我有特克斯特案,其中载有普韦6号地址范围和其他信息,如:
minip maxip border ...
2001:: 2001:0:ffff:ffff:ffff:ffff:ffff:ffff domestic nan Hurricane Electric LLC nan nan nan nan nan nan
2001:1:: 2001:1:ffff:ffff:ffff:ffff:ffff:ffff outbound nan nan nan nan nan nan nan nan
2001:2:: 2001:3:ffff:ffff:ffff:ffff:ffff:ffff outbound nan nan nan nan nan nan nan nan
2001:4:: 2001:4:ff:ffff:ffff:ffff:ffff:ffff outbound nan nan nan nan nan nan nan nan
2001:4:1000:: 2001:4:1fff:ffff:ffff:ffff:ffff:ffff outbound nan nan nan nan nan nan nan nan
It contains millions of records, I want to create a hash map use the records. And other modules can query the hash table and get corresponding information by given an ipv6 address. The problem is How can i generate hash key from the minip and maxip, eg: minip = 2001::, maxip = 2001:0:ffff:ffff:ffff:ffff:ffff:ffff, and the query ipv6 address is 2001:0:50:124:70:65:80:214. If I generate the hash key with high 4 Bytes, there can be a long chain of conflicts and the query efficiency is low. eg:
2001:250:2:: 2001:250:2:ffff:ffff:ffff:ffff:ffff domestic nan nan nan nan 86 110000 110000 51
2001:250:3:: 2001:250:3:ffff:ffff:ffff:ffff:ffff domestic nan nan nan nan 86 110000 110000 51
2001:250:4:: 2001:250:4:ffff:ffff:ffff:ffff:ffff domestic nan nan nan nan 86 110000 110000 51
2001:250:5:: 2001:250:5:ffff:ffff:ffff:ffff:ffff domestic nan nan nan nan 86 110000 110000 51
2001:250:6:: 2001:250:7:ffff:ffff:ffff:ffff:ffff domestic nan nan nan nan 86 110000 110000 51
2001:250:8:: 2001:250:f:ffff:ffff:ffff:ffff:ffff domestic nan nan nan nan 86 110000 110000 51
2001:250:10:: 2001:250:1f:ffff:ffff:ffff:ffff:ffff domestic nan nan nan nan 86 110000 110000 51
2001:250:20:: 2001:250:3f:ffff:ffff:ffff:ffff:ffff domestic nan nan nan nan 86 110000 110000 51
2001:250:40:: 2001:250:5f:ffff:ffff:ffff:ffff:ffff domestic nan nan nan nan 86 110000 110000 51
Also, I can t use every class C network number as a Hash key like IPv4 does.
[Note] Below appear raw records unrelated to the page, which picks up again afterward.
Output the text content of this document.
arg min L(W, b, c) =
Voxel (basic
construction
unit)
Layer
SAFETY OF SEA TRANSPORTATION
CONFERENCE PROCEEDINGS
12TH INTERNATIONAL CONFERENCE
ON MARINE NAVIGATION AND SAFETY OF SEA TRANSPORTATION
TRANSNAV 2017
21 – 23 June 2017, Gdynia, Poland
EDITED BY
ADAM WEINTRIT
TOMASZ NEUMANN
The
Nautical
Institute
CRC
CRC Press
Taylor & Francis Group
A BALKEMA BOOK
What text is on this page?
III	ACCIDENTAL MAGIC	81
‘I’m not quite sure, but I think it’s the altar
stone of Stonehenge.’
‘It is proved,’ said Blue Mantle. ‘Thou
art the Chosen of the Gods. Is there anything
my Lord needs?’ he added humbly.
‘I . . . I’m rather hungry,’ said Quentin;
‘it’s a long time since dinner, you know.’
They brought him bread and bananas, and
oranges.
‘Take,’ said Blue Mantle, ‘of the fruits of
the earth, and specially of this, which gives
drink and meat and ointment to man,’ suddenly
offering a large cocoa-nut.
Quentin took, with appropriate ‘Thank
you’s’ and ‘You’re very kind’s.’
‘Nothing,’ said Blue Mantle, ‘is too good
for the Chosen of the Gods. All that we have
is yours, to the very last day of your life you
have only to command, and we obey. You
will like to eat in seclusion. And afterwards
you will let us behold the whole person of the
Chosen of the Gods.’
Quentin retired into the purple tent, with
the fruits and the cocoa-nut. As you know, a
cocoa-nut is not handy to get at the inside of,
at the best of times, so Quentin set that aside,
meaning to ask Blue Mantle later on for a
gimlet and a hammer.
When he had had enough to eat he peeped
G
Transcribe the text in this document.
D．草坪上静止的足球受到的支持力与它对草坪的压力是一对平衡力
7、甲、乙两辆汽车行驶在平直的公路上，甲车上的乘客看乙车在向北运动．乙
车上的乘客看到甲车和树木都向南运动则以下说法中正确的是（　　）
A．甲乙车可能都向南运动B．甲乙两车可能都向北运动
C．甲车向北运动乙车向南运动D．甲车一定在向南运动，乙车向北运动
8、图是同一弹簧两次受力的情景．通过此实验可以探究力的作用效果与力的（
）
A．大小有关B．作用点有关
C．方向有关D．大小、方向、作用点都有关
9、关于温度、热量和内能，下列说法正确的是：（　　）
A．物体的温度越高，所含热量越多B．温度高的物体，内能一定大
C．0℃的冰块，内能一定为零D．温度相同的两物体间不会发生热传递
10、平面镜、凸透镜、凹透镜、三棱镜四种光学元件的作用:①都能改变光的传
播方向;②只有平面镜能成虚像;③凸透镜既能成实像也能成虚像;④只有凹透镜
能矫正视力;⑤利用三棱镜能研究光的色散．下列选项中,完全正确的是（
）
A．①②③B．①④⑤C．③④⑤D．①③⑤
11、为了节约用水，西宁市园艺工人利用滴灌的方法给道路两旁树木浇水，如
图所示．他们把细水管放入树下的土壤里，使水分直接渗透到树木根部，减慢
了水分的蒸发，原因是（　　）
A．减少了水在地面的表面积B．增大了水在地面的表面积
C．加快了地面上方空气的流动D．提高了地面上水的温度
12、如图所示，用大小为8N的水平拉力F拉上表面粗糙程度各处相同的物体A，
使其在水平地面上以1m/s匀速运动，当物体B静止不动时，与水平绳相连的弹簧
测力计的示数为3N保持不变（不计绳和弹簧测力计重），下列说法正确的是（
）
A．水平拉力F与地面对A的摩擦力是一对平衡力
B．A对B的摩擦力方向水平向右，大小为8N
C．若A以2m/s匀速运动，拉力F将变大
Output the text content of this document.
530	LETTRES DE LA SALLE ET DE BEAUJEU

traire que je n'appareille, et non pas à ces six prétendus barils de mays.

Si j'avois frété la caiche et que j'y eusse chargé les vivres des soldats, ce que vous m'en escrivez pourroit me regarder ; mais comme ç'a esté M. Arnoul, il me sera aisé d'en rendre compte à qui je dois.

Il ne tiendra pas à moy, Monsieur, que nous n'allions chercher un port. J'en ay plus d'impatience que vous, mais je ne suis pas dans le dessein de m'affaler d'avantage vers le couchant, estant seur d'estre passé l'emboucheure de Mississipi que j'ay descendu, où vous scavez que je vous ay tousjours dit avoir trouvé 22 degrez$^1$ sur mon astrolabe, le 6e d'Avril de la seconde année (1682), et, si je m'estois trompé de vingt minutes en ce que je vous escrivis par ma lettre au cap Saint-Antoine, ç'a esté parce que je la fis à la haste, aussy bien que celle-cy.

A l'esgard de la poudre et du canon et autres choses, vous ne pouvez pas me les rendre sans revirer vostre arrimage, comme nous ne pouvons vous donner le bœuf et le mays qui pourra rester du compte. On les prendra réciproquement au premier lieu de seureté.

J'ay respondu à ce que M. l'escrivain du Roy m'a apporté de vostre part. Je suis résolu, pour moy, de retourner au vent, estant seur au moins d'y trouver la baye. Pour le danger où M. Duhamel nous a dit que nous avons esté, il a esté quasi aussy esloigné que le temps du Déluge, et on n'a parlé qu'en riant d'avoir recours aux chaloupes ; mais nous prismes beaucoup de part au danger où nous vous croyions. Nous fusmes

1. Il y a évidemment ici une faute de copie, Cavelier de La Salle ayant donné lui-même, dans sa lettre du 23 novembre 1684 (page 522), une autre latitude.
IPv6 address is 128 bits, and ipv6 does not have a clear network division. If you use the first 8 Bytes as network numbers, there may be many network numbers in each record belonging to [minip, maxip]. At the same time, this does not guarantee that the conflict chain is relatively short, and will cause a lot of memory consumption. How can I design a hash map so that memory consumption is within acceptable limits and queries are as efficient as possible?